Many, including Chomsky, have reminded us for decades that corporate media, as profit-driven institutions, tend to serve the agendas and interests of dominant, elite groups in society. The "integration of the media into the market system has been accelerated by the loosening of rules limiting media concentration, cross-ownership, and control by non-media companies." And this trend has no national borders. The Times of India now sells editorial space, with not even the decency of adding a footnote to identify a commissioned write-up. A floundering old politician or a Bollywood starlet? An industrialist with a labor unrest problem? No worries. Just pay the Times for a series of flattering pieces on your wonderful human qualities. Want fries with that ? Let the Times roll it out to its numerous other media "properties".
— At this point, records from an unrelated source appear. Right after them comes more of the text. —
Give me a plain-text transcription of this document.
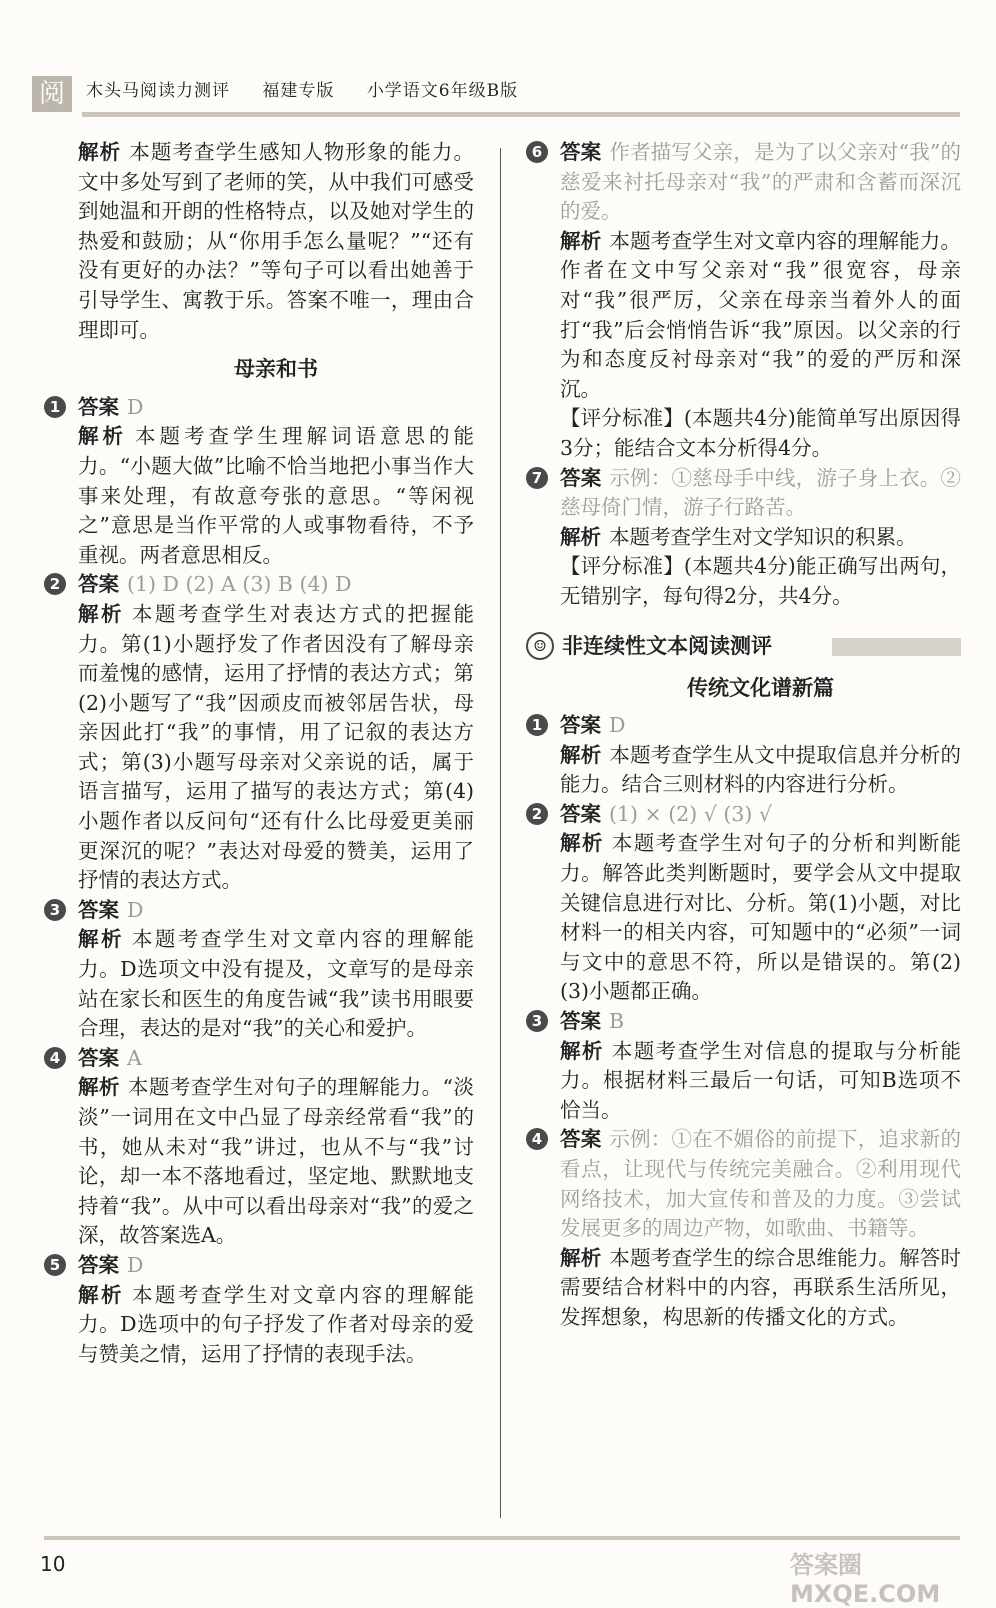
阅	木头马阅读力测评 福建专版 小学语文6年级B版

解析 本题考查学生感知人物形象的能力。文中多处写到了老师的笑，从中我们可感受到她温和开朗的性格特点，以及她对学生的热爱和鼓励；从“你用手怎么量呢？”“还有没有更好的办法？”等句子可以看出她善于引导学生、寓教于乐。答案不唯一，理由合理即可。

母亲和书
1 答案 D

解析 本题考查学生理解词语意思的能力。“小题大做”比喻不恰当地把小事当作大事来处理，有故意夸张的意思。“等闲视之”意思是当作平常的人或事物看待，不予重视。两者意思相反。

2 答案 (1) D (2) A (3) B (4) D

解析 本题考查学生对表达方式的把握能力。第(1)小题抒发了作者因没有了解母亲而羞愧的感情，运用了抒情的表达方式；第(2)小题写了“我”因顽皮而被邻居告状，母亲因此打“我”的事情，用了记叙的表达方式；第(3)小题写母亲对父亲说的话，属于语言描写，运用了描写的表达方式；第(4)小题作者以反问句“还有什么比母爱更美丽更深沉的呢？”表达对母爱的赞美，运用了抒情的表达方式。

3 答案 D

解析 本题考查学生对文章内容的理解能力。D选项文中没有提及，文章写的是母亲站在家长和医生的角度告诫“我”读书用眼要合理，表达的是对“我”的关心和爱护。

4 答案 A

解析 本题考查学生对句子的理解能力。“淡淡”一词用在文中凸显了母亲经常看“我”的书，她从未对“我”讲过，也从不与“我”讨论，却一本不落地看过，坚定地、默默地支持着“我”。从中可以看出母亲对“我”的爱之深，故答案选A。

5 答案 D

解析 本题考查学生对文章内容的理解能力。D选项中的句子抒发了作者对母亲的爱与赞美之情，运用了抒情的表现手法。

6 答案 作者描写父亲，是为了以父亲对“我”的慈爱来衬托母亲对“我”的严肃和含蓄而深沉的爱。

解析 本题考查学生对文章内容的理解能力。作者在文中写父亲对“我”很宽容，母亲对“我”很严厉，父亲在母亲当着外人的面打“我”后会悄悄告诉“我”原因。以父亲的行为和态度反衬母亲对“我”的爱的严厉和深沉。

【评分标准】(本题共4分)能简单写出原因得3分；能结合文本分析得4分。

7 答案 示例：①慈母手中线，游子身上衣。②慈母倚门情，游子行路苦。

解析 本题考查学生对文学知识的积累。

【评分标准】(本题共4分)能正确写出两句，无错别字，每句得2分，共4分。

☺ 非连续性文本阅读测评
传统文化谱新篇
1 答案 D

解析 本题考查学生从文中提取信息并分析的能力。结合三则材料的内容进行分析。

2 答案 (1) × (2) √ (3) √

解析 本题考查学生对句子的分析和判断能力。解答此类判断题时，要学会从文中提取关键信息进行对比、分析。第(1)小题，对比材料一的相关内容，可知题中的“必须”一词与文中的意思不符，所以是错误的。第(2)(3)小题都正确。

3 答案 B

解析 本题考查学生对信息的提取与分析能力。根据材料三最后一句话，可知B选项不恰当。

4 答案 示例：①在不媚俗的前提下，追求新的看点，让现代与传统完美融合。②利用现代网络技术，加大宣传和普及的力度。③尝试发展更多的周边产物，如歌曲、书籍等。

解析 本题考查学生的综合思维能力。解答时需要结合材料中的内容，再联系生活所见，发挥想象，构思新的传播文化的方式。

10	答案圈 MXQE.COM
"Free market news" is in practically an oxymoron. Unlike in most professions, free market economics has been disastrous for journalism. Loyalty to shareholders only incidentally coincides with loyalty to readers. What we inevitably end up with is news that sells like any consumable, made palatable, which builds and affirms the myths of national greatness and benevolence. When aspirations devolve down to ratings and "eyeballs", news makers cater to the lowest common denominator. Dissent and disturbing stories tend not to be rewarded, sensational exposés and feel-good stories do. Soon, this spirals into frivolity or conformism, the latter best evidenced in the US right before the Iraq war.

To make matters worse, the juggernaut of the Internet has not been kind to newspapers. Circulation is down and so is print advertising. Too many newspapers are in the red. Alternate business models—such as online versions with online ads—have failed to stop the bleeding. The web has too much competition for advertising dollars, which simply follow the "eyeballs". Newspapers are therefore being sold off or shut down, concentrating corporate ownership even further. What will become of journalism? Should we worry about this?

In April 2006, John S Carroll, an eminent journalist and news editor, delivered an incisive and impassioned speech on the state of journalism at the annual meeting of the American Society of Newspaper Editors (ASNE):

A generation ago, we at the ASNE convention might have encountered such formidable editors as Gene Roberts, Ben Bradlee, Abe Rosenthal and Gene Patterson. With all due respect, there is no such pride of lions roaming among us today. This is not entirely our fault. Our jobs are harder than theirs. Our papers are shrinking, and so is our confidence.

How long has it been since an editor was so rash as to cite public service in justifying a budget? You might as well ask to be branded with a scarlet N, for naive. Our corporate superiors regard our beliefs as quaint, wasteful and increasingly tiresome. Even outside the corporation we have lost stature. We might see ourselves as public servants, but does the public see us that way?